La Comisión «carga las tintas» sobre la fiscalidad patrimonial y parece desconocer que en el Libro Verde de Reforma Fiscal del año ´77 el impuesto se implantó con una finalidad de control. Llegándose a plantear la posibilidad de aprobar un impuesto a tipo cero, de manera que los contribuyentes declararan la titularidad de sus bienes sin tener que ingresar cuota alguna. Cumpliendo así, plenamente, su finalidad como tributo complementario del IRPF, al facilitar el control del origen del patrimonio de las personas físicas.

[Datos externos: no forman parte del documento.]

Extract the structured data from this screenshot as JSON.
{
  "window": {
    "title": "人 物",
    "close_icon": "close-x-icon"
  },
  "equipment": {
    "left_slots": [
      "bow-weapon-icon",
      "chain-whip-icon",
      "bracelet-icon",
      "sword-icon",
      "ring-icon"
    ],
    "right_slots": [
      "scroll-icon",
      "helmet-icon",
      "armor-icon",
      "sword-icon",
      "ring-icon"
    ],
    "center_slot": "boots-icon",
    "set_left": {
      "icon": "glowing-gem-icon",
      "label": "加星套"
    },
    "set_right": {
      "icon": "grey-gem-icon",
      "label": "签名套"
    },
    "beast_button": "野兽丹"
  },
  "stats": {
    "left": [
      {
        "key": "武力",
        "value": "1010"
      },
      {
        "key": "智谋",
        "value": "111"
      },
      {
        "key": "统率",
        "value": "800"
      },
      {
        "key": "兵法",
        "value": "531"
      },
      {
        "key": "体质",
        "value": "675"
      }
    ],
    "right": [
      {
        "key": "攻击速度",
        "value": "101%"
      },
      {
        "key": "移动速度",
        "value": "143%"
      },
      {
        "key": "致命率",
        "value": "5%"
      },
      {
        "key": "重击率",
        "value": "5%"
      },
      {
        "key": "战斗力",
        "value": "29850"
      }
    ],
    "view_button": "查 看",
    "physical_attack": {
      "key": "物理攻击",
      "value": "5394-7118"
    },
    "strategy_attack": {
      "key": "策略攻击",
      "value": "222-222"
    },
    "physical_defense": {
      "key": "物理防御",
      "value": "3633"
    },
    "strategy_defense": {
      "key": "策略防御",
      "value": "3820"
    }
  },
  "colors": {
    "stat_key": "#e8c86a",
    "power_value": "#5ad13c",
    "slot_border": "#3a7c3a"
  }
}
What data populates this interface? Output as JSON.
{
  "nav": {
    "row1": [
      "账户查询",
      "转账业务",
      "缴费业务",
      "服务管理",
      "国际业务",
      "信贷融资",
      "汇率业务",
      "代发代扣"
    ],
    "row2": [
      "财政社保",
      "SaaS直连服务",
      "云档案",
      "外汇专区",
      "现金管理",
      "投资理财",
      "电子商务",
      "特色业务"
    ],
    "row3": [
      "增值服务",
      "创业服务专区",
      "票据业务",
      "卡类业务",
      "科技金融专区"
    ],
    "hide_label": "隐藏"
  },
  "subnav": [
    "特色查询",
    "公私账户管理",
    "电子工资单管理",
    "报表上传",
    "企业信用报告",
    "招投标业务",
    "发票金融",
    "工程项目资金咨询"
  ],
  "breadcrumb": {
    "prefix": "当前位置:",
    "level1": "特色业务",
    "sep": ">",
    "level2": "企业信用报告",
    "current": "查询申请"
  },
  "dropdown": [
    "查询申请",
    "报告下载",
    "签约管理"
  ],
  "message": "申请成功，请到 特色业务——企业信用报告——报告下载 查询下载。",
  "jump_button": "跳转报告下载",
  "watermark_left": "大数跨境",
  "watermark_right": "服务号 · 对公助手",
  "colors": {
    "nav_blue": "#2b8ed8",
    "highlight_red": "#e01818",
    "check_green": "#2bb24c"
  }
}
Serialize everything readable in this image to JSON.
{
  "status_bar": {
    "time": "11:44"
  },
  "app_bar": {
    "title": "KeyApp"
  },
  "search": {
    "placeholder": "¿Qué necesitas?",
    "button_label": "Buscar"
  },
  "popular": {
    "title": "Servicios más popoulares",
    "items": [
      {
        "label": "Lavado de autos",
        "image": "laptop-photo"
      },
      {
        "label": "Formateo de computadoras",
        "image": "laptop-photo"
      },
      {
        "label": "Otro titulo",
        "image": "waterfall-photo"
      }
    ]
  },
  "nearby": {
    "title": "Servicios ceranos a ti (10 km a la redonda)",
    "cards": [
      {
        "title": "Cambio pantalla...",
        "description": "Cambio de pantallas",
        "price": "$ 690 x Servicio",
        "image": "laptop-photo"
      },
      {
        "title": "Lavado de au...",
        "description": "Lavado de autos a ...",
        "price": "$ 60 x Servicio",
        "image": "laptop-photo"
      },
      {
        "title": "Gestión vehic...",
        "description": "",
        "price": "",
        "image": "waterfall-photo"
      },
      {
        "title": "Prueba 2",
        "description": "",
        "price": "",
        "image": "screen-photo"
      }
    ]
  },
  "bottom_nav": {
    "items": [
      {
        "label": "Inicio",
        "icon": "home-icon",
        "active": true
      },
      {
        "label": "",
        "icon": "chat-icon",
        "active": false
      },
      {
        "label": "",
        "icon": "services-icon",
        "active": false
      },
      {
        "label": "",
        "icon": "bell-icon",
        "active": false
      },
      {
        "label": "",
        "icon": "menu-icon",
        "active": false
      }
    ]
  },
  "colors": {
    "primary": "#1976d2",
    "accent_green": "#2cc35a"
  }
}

Es cierto que este impuesto, como se concibe en España, en la actualidad solo existe en Noruega y Suiza, países en absoluto comparables con el nuestro, ni por su renta per cápita ni por el esfuerzo fiscal realizado por sus ciudadanos.

La comisión de reforma plantea la necesidad de recuperar la fiscalidad patrimonial, con la intención de eliminar la competencia entre las regiones. Confundiendo claramente esta competencia entre territorios, derivada de una mejor gestión de los ingresos, –y sobre todo de los gastos–, con una competencia fiscal ilícita, propia de los paraísos fiscales. De hecho, la renuncia de dos de los miembros de la Comisión se debió a su desacuerdo con la eliminación de la autonomía entre territorios, que les confiere la LOFCA.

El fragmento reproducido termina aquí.